The truth is I may not agree with the things he has done or how he chooses to live his life, but none of that negates the fact that he is the father of my children. I will always carry love in my heart for him because without him, I wouldn’t have the 3 most amazing kids anyone could ask for. Our kids are made up of both of us.
So often times as single-moms I think it is easy to take a day like Father’s Day and look at it from the perspective of all that we have lost. We are angry at our children’s father’s because we see the selfishness in their choices and that anger spills over into a whole lot of hurt and negative emotions about the day. Maybe we need to look at things from a different point of view. Maybe, just maybe, if we looked at Father’s Day as a day to celebrate receiving a great treasure rather than a day of loss, we could approach the day with joy and excitement instead of hurt and dread.
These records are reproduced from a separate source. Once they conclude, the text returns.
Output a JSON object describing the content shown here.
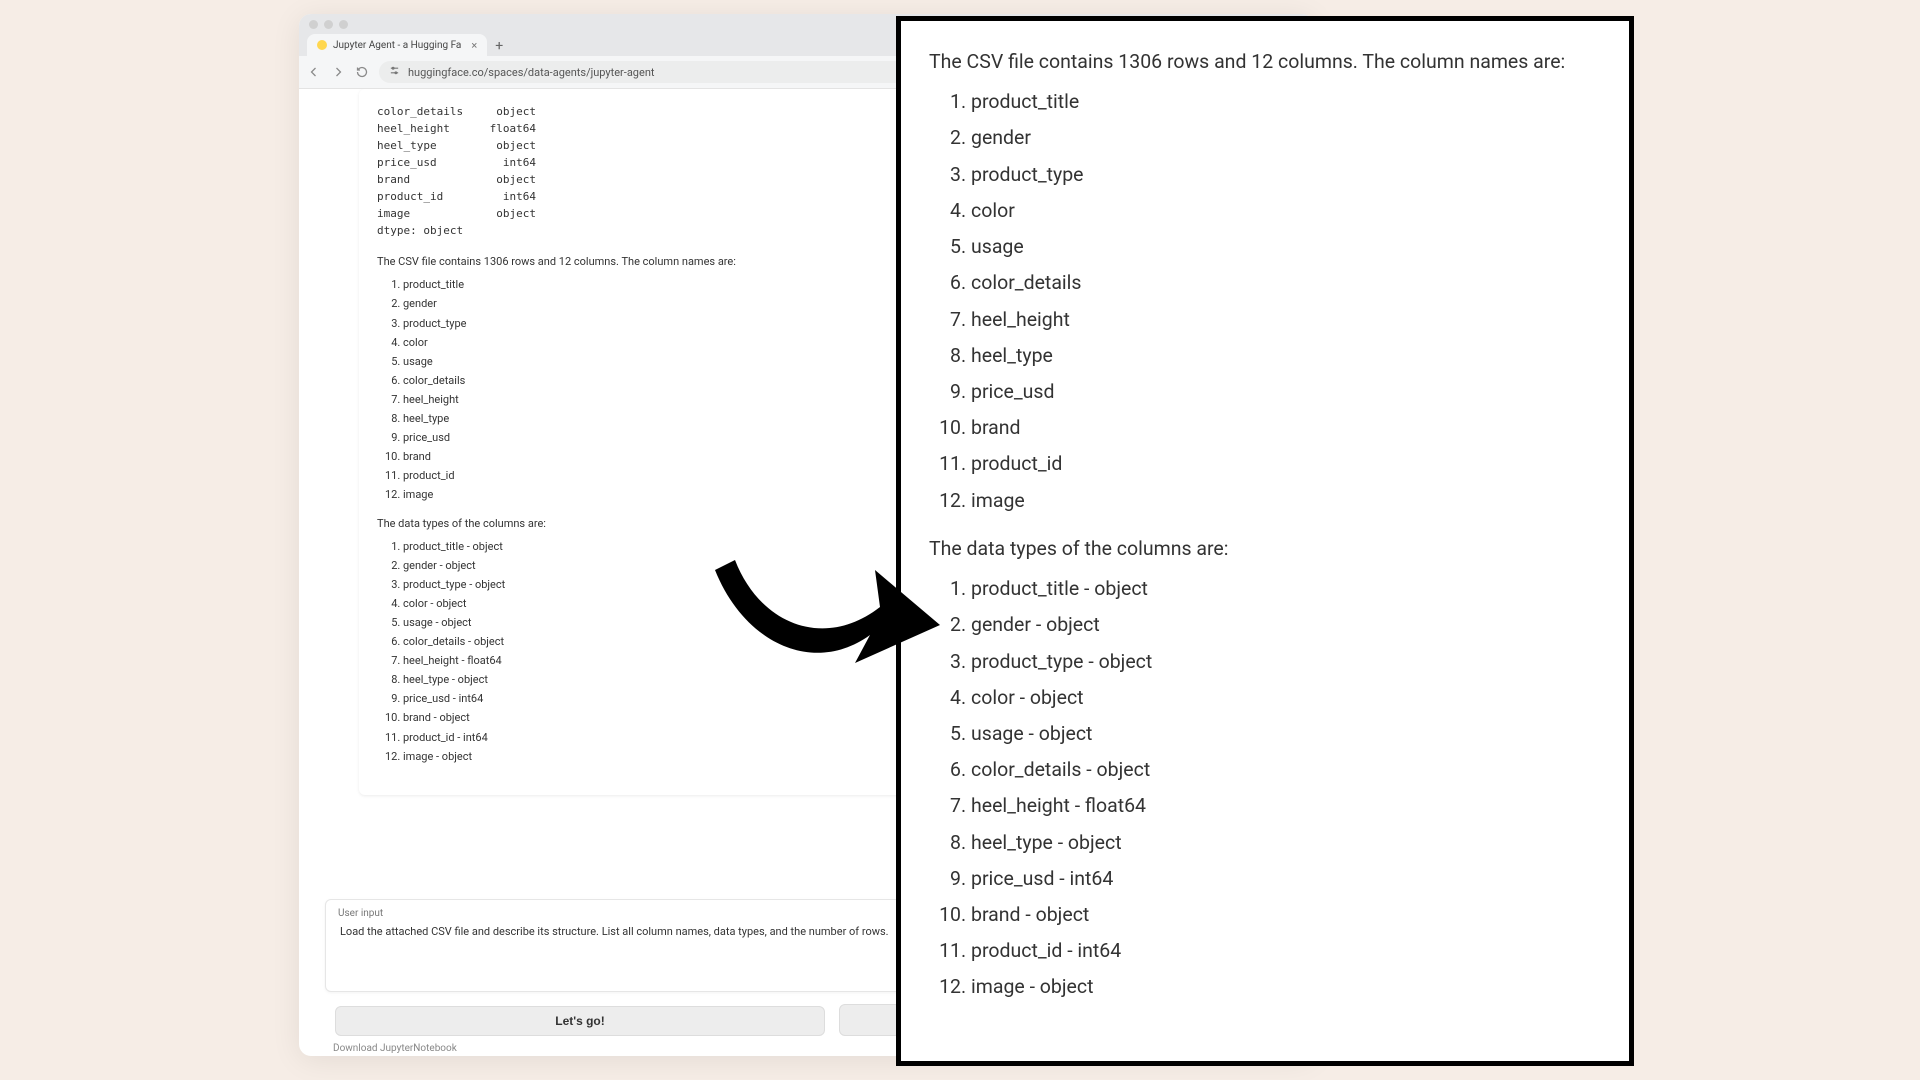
{
  "browser": {
    "tab": {
      "title": "Jupyter Agent - a Hugging Fa",
      "close": "×",
      "new": "+"
    },
    "url": "huggingface.co/spaces/data-agents/jupyter-agent",
    "dtypes_block": "color_details     object\nheel_height      float64\nheel_type         object\nprice_usd          int64\nbrand             object\nproduct_id         int64\nimage             object\ndtype: object",
    "summary": "The CSV file contains 1306 rows and 12 columns. The column names are:",
    "columns": [
      "product_title",
      "gender",
      "product_type",
      "color",
      "usage",
      "color_details",
      "heel_height",
      "heel_type",
      "price_usd",
      "brand",
      "product_id",
      "image"
    ],
    "dtypes_heading": "The data types of the columns are:",
    "dtypes_list": [
      "product_title - object",
      "gender - object",
      "product_type - object",
      "color - object",
      "usage - object",
      "color_details - object",
      "heel_height - float64",
      "heel_type - object",
      "price_usd - int64",
      "brand - object",
      "product_id - int64",
      "image - object"
    ],
    "input_label": "User input",
    "input_value": "Load the attached CSV file and describe its structure. List all column names, data types, and the number of rows.",
    "go_label": "Let's go!",
    "dl_label": "Download JupyterNotebook"
  },
  "zoom": {
    "summary": "The CSV file contains 1306 rows and 12 columns. The column names are:",
    "columns": [
      "product_title",
      "gender",
      "product_type",
      "color",
      "usage",
      "color_details",
      "heel_height",
      "heel_type",
      "price_usd",
      "brand",
      "product_id",
      "image"
    ],
    "dtypes_heading": "The data types of the columns are:",
    "dtypes_list": [
      "product_title - object",
      "gender - object",
      "product_type - object",
      "color - object",
      "usage - object",
      "color_details - object",
      "heel_height - float64",
      "heel_type - object",
      "price_usd - int64",
      "brand - object",
      "product_id - int64",
      "image - object"
    ]
  }
}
Regardless of what kind of man your children’s father is now, regardless of what he is doing, or how he is living his life, he is still part of the equation to why you get to be the amazing mom you are. Without him, you wouldn’t have your kids. I don’t know about you, but I wouldn’t want to imagine a life without my kids. I love them and am thankful every day that I get to be their mom.
So tomorrow, whether you are spending it with your kids, or they are spending it with their dad, approach the day as a day of celebration for the amazing gift of your children. God chose you to be their mother just as he chose their dad to be their father. God doesn’t make mistakes! Tomorrow fix your eyes on our true perfect Father in heaven, thank Him for the blessing of your children and celebrate the day!!